Pest pressure is generally light, but a stressed plant can pick up aphids on tender new growth, whiteflies that flutter up when the plant is disturbed, spider mites in hot dry conditions, and scale insects along the stems. A strong jet of water, insecticidal soap, or horticultural oil handles most of these, and the sooty black mold that sometimes appears is simply growing on the sticky honeydew these sap-suckers leave behind, so controlling the insects clears the mold. Root rot, driven by overwatering and poor drainage, is the most serious issue and is far easier to prevent than to cure.
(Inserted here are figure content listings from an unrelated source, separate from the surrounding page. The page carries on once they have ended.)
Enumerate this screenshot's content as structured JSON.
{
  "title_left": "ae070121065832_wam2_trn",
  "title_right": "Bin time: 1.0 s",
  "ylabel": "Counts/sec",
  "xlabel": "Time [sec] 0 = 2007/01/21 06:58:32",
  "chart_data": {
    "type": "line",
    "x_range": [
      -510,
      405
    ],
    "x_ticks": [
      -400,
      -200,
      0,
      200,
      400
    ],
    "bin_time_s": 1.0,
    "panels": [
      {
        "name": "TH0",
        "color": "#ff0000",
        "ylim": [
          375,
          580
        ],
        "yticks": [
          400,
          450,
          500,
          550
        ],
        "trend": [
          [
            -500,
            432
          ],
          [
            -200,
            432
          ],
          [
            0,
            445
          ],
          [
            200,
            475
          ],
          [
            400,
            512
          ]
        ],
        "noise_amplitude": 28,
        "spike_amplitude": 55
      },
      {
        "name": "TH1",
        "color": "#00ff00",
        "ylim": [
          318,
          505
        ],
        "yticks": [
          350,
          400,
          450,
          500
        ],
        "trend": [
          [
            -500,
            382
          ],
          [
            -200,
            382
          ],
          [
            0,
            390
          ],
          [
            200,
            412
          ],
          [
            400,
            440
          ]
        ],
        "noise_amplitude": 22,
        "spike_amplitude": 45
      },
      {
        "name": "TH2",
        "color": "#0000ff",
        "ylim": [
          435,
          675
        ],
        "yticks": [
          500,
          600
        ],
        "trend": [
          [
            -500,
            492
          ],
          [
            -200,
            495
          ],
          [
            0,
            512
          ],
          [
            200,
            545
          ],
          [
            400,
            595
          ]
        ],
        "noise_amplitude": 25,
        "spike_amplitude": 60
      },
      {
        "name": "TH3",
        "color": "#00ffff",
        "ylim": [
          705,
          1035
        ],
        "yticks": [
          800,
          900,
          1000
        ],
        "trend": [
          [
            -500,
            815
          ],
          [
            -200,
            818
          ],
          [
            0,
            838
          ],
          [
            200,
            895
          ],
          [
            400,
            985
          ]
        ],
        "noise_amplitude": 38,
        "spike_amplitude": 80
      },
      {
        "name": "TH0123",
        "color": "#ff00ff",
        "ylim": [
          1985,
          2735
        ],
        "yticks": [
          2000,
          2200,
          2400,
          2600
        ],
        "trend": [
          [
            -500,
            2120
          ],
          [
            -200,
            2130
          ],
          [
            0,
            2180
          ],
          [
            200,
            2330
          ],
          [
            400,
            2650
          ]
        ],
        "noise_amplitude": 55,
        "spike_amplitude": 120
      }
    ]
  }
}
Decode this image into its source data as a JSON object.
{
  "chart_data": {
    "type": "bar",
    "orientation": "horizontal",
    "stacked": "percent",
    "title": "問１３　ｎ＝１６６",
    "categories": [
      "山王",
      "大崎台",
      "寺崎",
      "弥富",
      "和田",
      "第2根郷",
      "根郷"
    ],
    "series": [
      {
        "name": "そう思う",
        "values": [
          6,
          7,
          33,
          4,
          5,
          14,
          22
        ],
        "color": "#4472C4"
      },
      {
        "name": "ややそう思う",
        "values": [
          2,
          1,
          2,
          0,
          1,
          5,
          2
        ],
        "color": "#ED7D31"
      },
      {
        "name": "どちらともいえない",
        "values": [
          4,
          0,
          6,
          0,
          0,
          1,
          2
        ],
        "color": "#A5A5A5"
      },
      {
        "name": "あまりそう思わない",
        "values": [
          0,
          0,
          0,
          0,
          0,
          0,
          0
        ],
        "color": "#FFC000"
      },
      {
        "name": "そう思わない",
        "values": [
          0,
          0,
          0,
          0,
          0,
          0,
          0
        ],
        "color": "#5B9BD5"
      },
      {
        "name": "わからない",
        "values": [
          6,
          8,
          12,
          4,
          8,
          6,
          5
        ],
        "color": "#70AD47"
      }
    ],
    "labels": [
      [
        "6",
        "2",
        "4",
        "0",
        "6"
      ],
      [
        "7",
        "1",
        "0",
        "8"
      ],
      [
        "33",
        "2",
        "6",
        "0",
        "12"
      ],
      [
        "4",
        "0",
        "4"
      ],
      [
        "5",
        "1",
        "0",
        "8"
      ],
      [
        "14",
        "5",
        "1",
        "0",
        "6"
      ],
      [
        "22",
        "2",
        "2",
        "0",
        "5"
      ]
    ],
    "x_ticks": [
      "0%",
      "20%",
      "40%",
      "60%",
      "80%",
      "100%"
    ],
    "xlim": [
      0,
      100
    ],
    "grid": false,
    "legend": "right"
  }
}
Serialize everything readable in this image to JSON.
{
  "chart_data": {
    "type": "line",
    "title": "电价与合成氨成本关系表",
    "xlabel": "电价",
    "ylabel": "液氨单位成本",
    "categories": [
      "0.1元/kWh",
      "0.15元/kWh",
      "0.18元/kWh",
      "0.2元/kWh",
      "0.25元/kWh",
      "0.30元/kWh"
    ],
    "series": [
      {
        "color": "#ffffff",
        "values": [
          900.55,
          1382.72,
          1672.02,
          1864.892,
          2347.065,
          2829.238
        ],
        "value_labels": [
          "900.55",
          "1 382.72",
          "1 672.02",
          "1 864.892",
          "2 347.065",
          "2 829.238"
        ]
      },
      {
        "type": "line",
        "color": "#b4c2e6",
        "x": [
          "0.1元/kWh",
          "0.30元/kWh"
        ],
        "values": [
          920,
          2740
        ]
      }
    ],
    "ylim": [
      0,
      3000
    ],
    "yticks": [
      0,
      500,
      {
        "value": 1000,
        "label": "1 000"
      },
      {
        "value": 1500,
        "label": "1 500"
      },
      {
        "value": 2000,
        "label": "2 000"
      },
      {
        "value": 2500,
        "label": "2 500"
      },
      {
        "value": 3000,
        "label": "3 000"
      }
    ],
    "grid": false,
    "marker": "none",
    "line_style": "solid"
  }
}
Across the board, better light, steadier watering, less excess fertilizer, and improved airflow solve more problems than aggressive spraying.
Toxicity and Invasiveness
Two cautions should shape how and whether you plant night blooming jasmine, and neither should be glossed over.
First, the plant is toxic. As a member of the nightshade family, all parts of it, leaves, stems, flowers, berries, roots, and seeds, contain compounds that are poisonous if eaten. Reported effects of ingestion range from gastrointestinal upset and fever to a racing heartbeat and neurological symptoms, and it is considered poisonous to people as well as to dogs, cats, horses, and livestock. The small white berries are the most likely thing a curious child or pet would put in their mouth. This is a real consideration, not a formality: avoid planting it where small children play or where pets and grazing animals roam, wear gloves when handling it, and keep it well away from areas where accidental ingestion is more likely. If a child or animal does ingest any part of it, contact poison control or a veterinarian right away.
Second, in some warm regions this shrub is genuinely invasive. Its vigor and bird-spread berries let it escape gardens and naturalize, forming dense thickets that crowd out native plants. It is flagged as a high invasion risk in parts of Florida and is treated as an aggressive weed in places such as Hawaii, parts of the Caribbean, and several Pacific island regions. In cooler temperate areas the climate generally keeps it in check, but it is still good practice to check local guidance before planting, especially near woodland edges or natural areas, and to remove spent flower clusters before berries form so birds cannot carry the seeds into surrounding habitat.
Grown thoughtfully, in the right zone, in a well-chosen spot, and kept in bounds with regular pruning, night blooming jasmine earns its place as one of the most rewarding fragrance shrubs you can plant. Site it where its evening perfume can drift to you rather than smother you, keep it away from children and pets, stay on top of its growth, and it will turn warm summer nights into the kind of experience that no daytime flower can match.